Kosh I is a bigot who plays race favorites.
(I don't think what I have to say will spoil andrastewhite, but I worry the replies might. Hence, the cut.)
The above statement stems from a question that has been eating away a back corner of my mind for sometime:
Why does Kosh intervene with G'Kar and never with Londo?
I don't buy that the answer is simply that Londo is "too far gone" to be receptive to the message. And a major reason I don't is Emperor Turhan's encounter with Kosh in The Coming of Shadows.
Consider what Emperor Turhan represents. He is the reformer, the man seeking peace, the man trying to turn the tide in his society and do something to atone for the mistakes of his world's history. He risks his health and, as we ultimately see, his very life to reach out a hand to his enemy. If anyone deserves to see a Vorlon sans encounter suit, it is he.

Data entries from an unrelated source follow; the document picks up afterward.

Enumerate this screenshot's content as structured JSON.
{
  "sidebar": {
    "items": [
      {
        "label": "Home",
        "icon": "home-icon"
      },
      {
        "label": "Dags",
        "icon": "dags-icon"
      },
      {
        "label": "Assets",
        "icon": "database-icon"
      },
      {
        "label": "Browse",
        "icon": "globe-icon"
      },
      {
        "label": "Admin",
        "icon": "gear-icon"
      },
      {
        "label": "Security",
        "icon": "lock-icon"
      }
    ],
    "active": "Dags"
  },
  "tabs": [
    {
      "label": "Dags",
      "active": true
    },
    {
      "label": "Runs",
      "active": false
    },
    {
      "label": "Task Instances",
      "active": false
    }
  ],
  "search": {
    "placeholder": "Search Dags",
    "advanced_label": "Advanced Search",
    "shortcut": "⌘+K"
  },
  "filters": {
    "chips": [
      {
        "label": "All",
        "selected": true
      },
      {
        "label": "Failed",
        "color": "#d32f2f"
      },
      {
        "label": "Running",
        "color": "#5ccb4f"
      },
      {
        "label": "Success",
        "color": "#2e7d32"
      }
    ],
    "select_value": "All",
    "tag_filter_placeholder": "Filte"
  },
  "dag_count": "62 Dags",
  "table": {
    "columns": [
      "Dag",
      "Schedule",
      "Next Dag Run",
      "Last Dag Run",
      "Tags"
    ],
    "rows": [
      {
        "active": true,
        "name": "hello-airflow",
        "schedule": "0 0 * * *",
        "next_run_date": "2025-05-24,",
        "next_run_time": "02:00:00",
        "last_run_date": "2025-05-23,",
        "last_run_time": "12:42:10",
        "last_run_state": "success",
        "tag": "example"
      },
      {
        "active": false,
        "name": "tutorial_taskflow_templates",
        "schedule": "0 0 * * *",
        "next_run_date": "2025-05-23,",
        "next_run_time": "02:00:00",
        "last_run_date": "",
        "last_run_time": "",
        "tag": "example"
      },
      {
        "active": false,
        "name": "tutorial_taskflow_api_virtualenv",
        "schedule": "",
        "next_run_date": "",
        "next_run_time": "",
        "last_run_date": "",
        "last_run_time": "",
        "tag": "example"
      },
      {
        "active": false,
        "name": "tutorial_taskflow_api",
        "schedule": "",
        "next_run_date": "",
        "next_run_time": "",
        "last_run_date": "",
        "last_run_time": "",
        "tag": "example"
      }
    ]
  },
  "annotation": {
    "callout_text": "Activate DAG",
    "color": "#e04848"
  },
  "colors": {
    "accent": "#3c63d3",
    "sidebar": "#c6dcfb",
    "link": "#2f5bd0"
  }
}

Yet when Kosh visits Turhan on his death bed, he remains shrouded. Why? Why, when beings of practically every other race are given the opportunity to see Kosh later that year, is this Centauri, who represents everything that is noble in sentient life, denied that experience? I realize they were in the Med-Lab, which is a public place, but couldn't Kosh have just cracked open the helmet a little? Or ordered everyone in the room to leave? Or entered Turhan's mind as he did with G'Kar? Or something?
Until someone comes up with a better answer, I can only conclude that Turhan is being punished for the sins of his fathers- that the Vorlons have decided that all Centauri, no matter who they are, are not worthy of their presence...
...even though I can name other Centauri besides Turhan who are in fact worthy.